If you’ve ever had an office job, you know there are two times of year where stuff moves slower and doesn’t really matter as much: typically the period from about the Friday before Thanksgiving until the first day back after New Year’s, and then most of the summer. Most people look at the summer as (a) a pocket of time where they need to take vacation/do things, especially if they have kids and (b) a generally slower time at work. This isn’t true of all companies, of course — some have huge events during the summer or whatever, and in those cases, it’s a bit different.




 

But if you were to line up 100 middle managers/execs in 100 different industries/verticals, I bet most would associate the summer with a slower time. “Summertime, and the living’s easy…” Summer Fridays are a huge part of that.

Case in point: a few summers back, I had this gig for the summer at a big health care firm. It was supposed to be about 12 weeks, as in, I was only there for 12 weeks. In my first meeting with the lady managing me, she says to me, “Well, I’ve got some vacations scheduled with my husband, so I’ll be gone for about five of the weeks you’re here.” I was like, “What?” This was a gig that could have been a ticket to a sweet, $90K-style job — and the lady with responsibility for me was going to disappear for half the time? And basically not see my work?
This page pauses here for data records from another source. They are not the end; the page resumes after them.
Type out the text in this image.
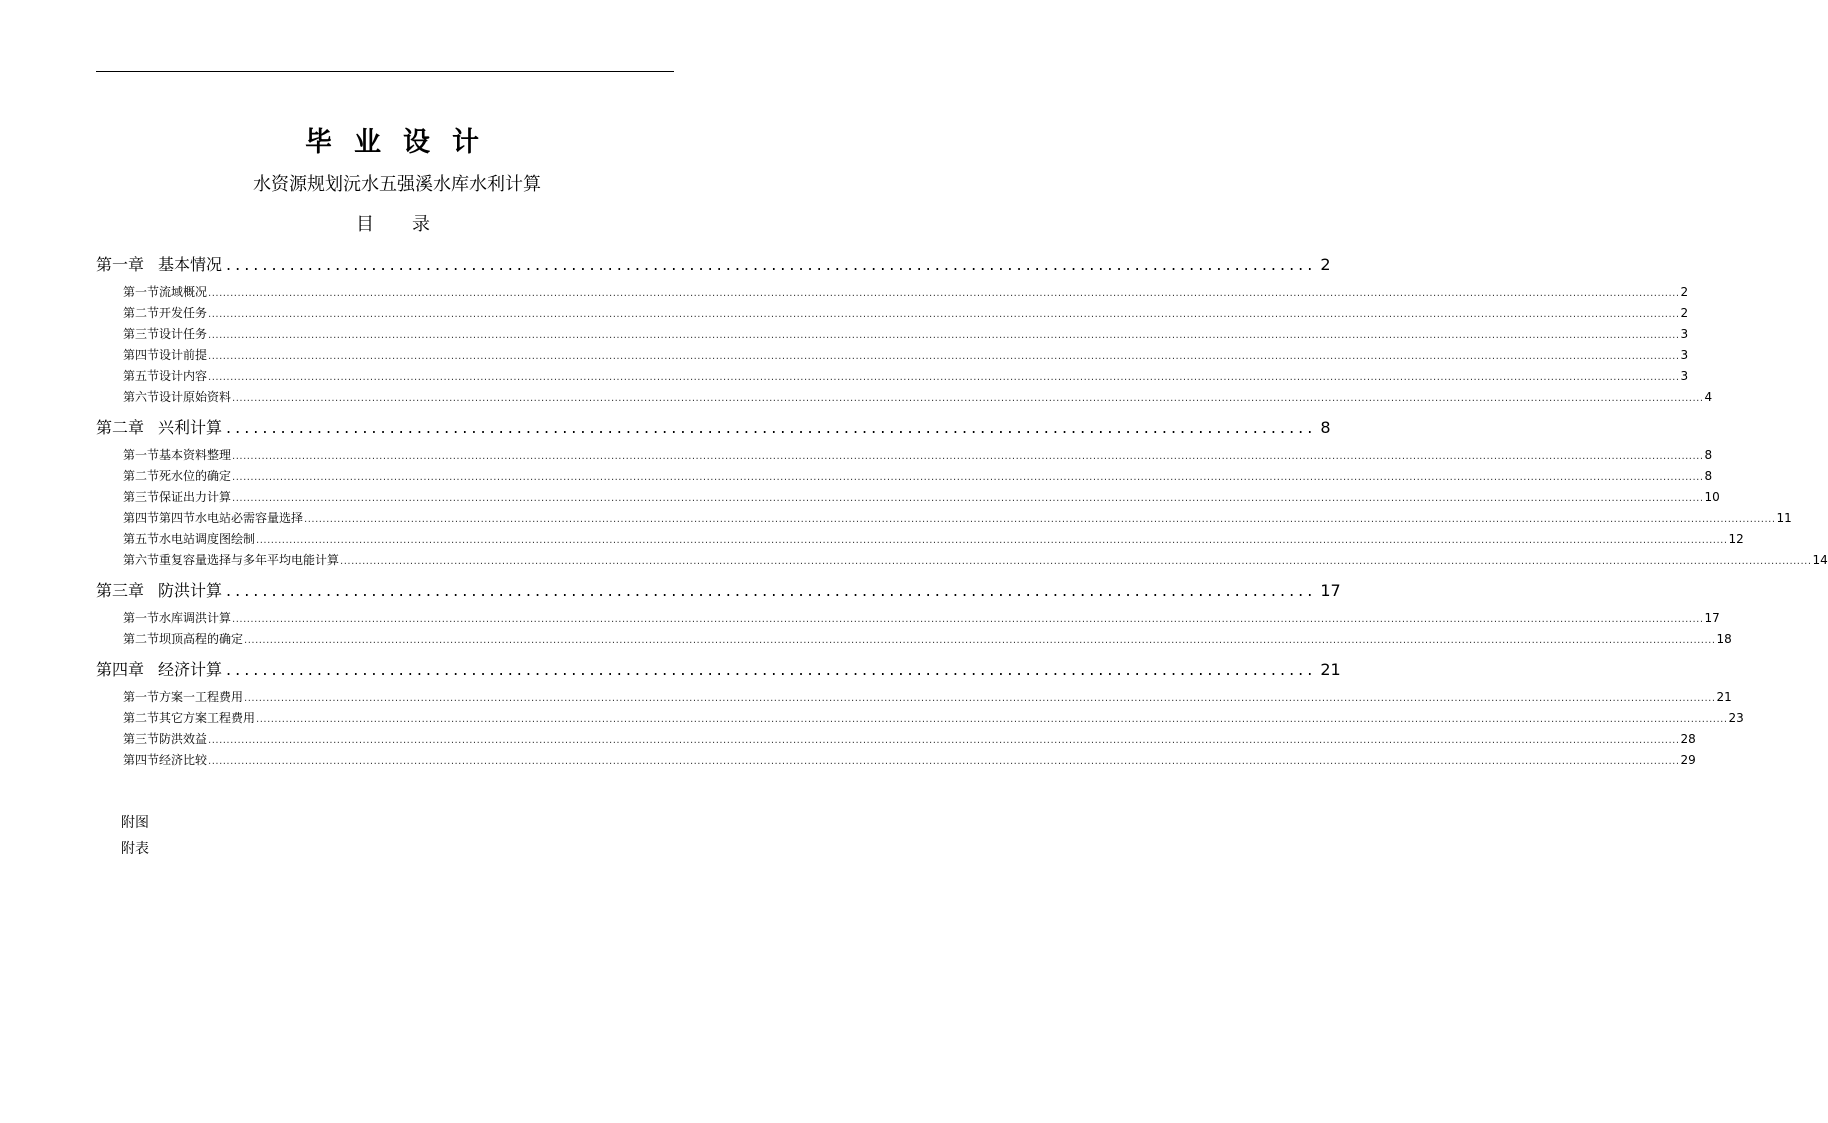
毕业设计
水资源规划沅水五强溪水库水利计算
目录
第一章 基本情况 ........................................................................................................................ 2
第一节 流域概况 ................................................................................................................................................................................................................................................................................................................................................................................................................ 2
第二节 开发任务 ................................................................................................................................................................................................................................................................................................................................................................................................................ 2
第三节 设计任务 ................................................................................................................................................................................................................................................................................................................................................................................................................ 3
第四节 设计前提 ................................................................................................................................................................................................................................................................................................................................................................................................................ 3
第五节 设计内容 ................................................................................................................................................................................................................................................................................................................................................................................................................ 3
第六节 设计原始资料 ................................................................................................................................................................................................................................................................................................................................................................................................................ 4
第二章 兴利计算 ........................................................................................................................ 8
第一节 基本资料整理 ................................................................................................................................................................................................................................................................................................................................................................................................................ 8
第二节 死水位的确定 ................................................................................................................................................................................................................................................................................................................................................................................................................ 8
第三节 保证出力计算 ................................................................................................................................................................................................................................................................................................................................................................................................................ 10
第四节 第四节水电站必需容量选择 ................................................................................................................................................................................................................................................................................................................................................................................................................ 11
第五节 水电站调度图绘制 ................................................................................................................................................................................................................................................................................................................................................................................................................ 12
第六节 重复容量选择与多年平均电能计算 ................................................................................................................................................................................................................................................................................................................................................................................................................ 14
第三章 防洪计算 ........................................................................................................................ 17
第一节 水库调洪计算 ................................................................................................................................................................................................................................................................................................................................................................................................................ 17
第二节 坝顶高程的确定 ................................................................................................................................................................................................................................................................................................................................................................................................................ 18
第四章 经济计算 ........................................................................................................................ 21
第一节 方案一工程费用 ................................................................................................................................................................................................................................................................................................................................................................................................................ 21
第二节 其它方案工程费用 ................................................................................................................................................................................................................................................................................................................................................................................................................ 23
第三节 防洪效益 ................................................................................................................................................................................................................................................................................................................................................................................................................ 28
第四节 经济比较 ................................................................................................................................................................................................................................................................................................................................................................................................................ 29
附图
附表
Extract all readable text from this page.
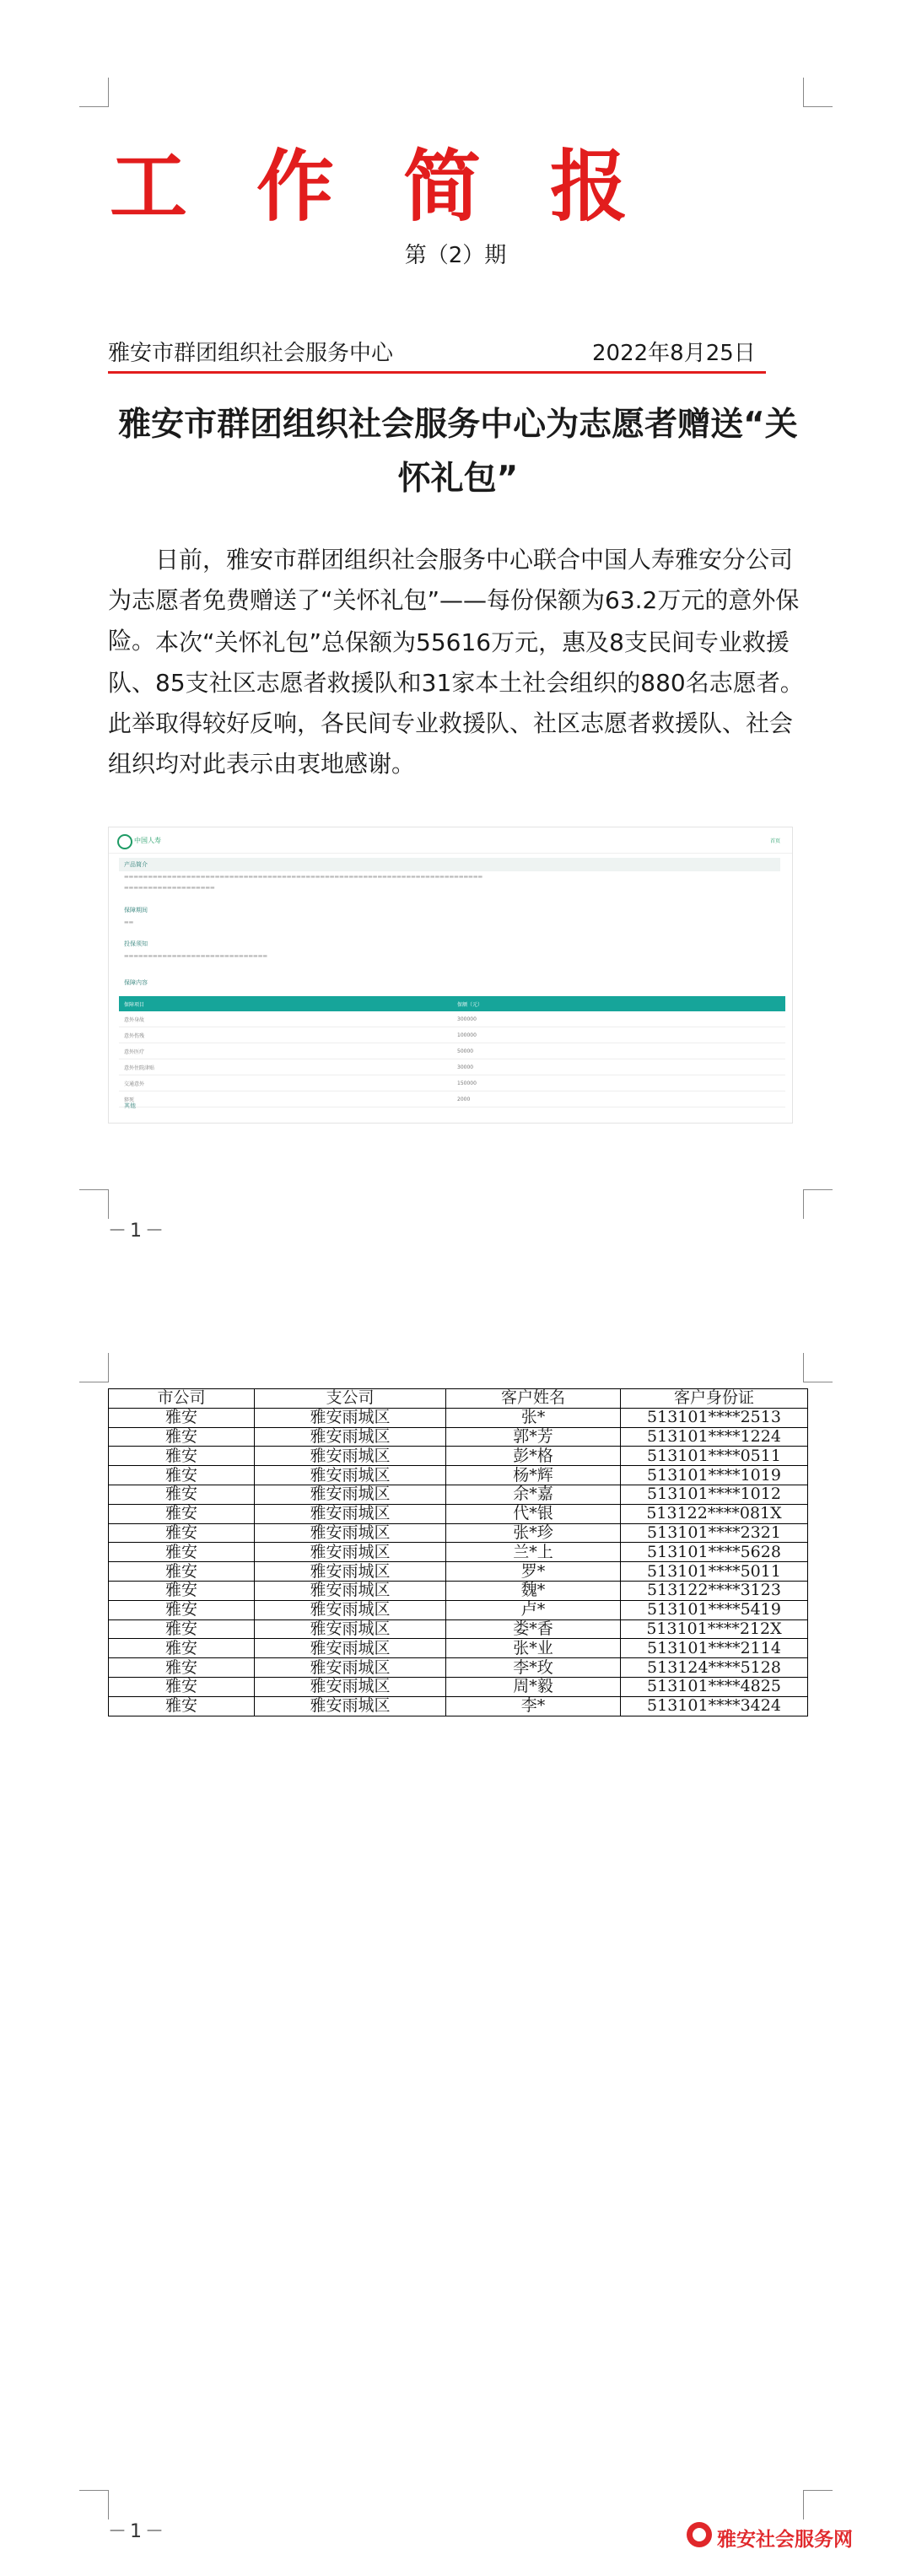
工作简报
第（2）期
雅安市群团组织社会服务中心	2022年8月25日
雅安市群团组织社会服务中心为志愿者赠送“关怀礼包”

日前，雅安市群团组织社会服务中心联合中国人寿雅安分公司为志愿者免费赠送了“关怀礼包”——每份保额为63.2万元的意外保险。 本次“关怀礼包”总保额为55616万元，惠及8支民间专业救援队、85支社区志愿者救援队和31家本土社会组织的880名志愿者。此举取得较好反响，各民间专业救援队、社区志愿者救援队、社会组织均对此表示由衷地感谢。

中国人寿	首页
产品简介
▬▬▬▬▬▬▬▬▬▬▬▬▬▬▬▬▬▬▬▬▬▬▬▬▬▬▬▬▬▬▬▬▬▬▬▬▬▬▬▬▬▬▬▬▬▬▬▬▬▬▬▬▬▬▬▬▬▬▬▬▬▬▬▬▬▬▬▬▬▬▬▬▬▬▬
▬▬▬▬▬▬▬▬▬▬▬▬▬▬▬▬▬▬▬
保障期间
▬▬
投保须知
▬▬▬▬▬▬▬▬▬▬▬▬▬▬▬▬▬▬▬▬▬▬▬▬▬▬▬▬▬▬
保障内容
保障项目	保额（元）
意外身故	300000
意外伤残	100000
意外医疗	50000
意外住院津贴	30000
交通意外	150000
猝死	2000
其他
－1－
－1－
市公司	支公司	客户姓名	客户身份证
雅安	雅安雨城区	张*	513101****2513
雅安	雅安雨城区	郭*芳	513101****1224
雅安	雅安雨城区	彭*格	513101****0511
雅安	雅安雨城区	杨*辉	513101****1019
雅安	雅安雨城区	余*嘉	513101****1012
雅安	雅安雨城区	代*银	513122****081X
雅安	雅安雨城区	张*珍	513101****2321
雅安	雅安雨城区	兰*上	513101****5628
雅安	雅安雨城区	罗*	513101****5011
雅安	雅安雨城区	魏*	513122****3123
雅安	雅安雨城区	卢*	513101****5419
雅安	雅安雨城区	娄*香	513101****212X
雅安	雅安雨城区	张*业	513101****2114
雅安	雅安雨城区	李*玫	513124****5128
雅安	雅安雨城区	周*毅	513101****4825
雅安	雅安雨城区	李*	513101****3424
雅安社会服务网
Couldn’t she maybe have told me that before I started?

Of course not. Summertime, and the living’s easy…

Anyway, the point is — most people look at summers in an office in a very specific, laid-back, oh-I’ll-be-out-of-pocket-a-lot-anyway context. But then when summer Fridays are mentioned, instantly they need to defend their perch and relevance. “I can’t enjoy that! I’ve got revenue dragons to slay!” It’s always fun to watch.

Welcome to summer Fridays season, friends.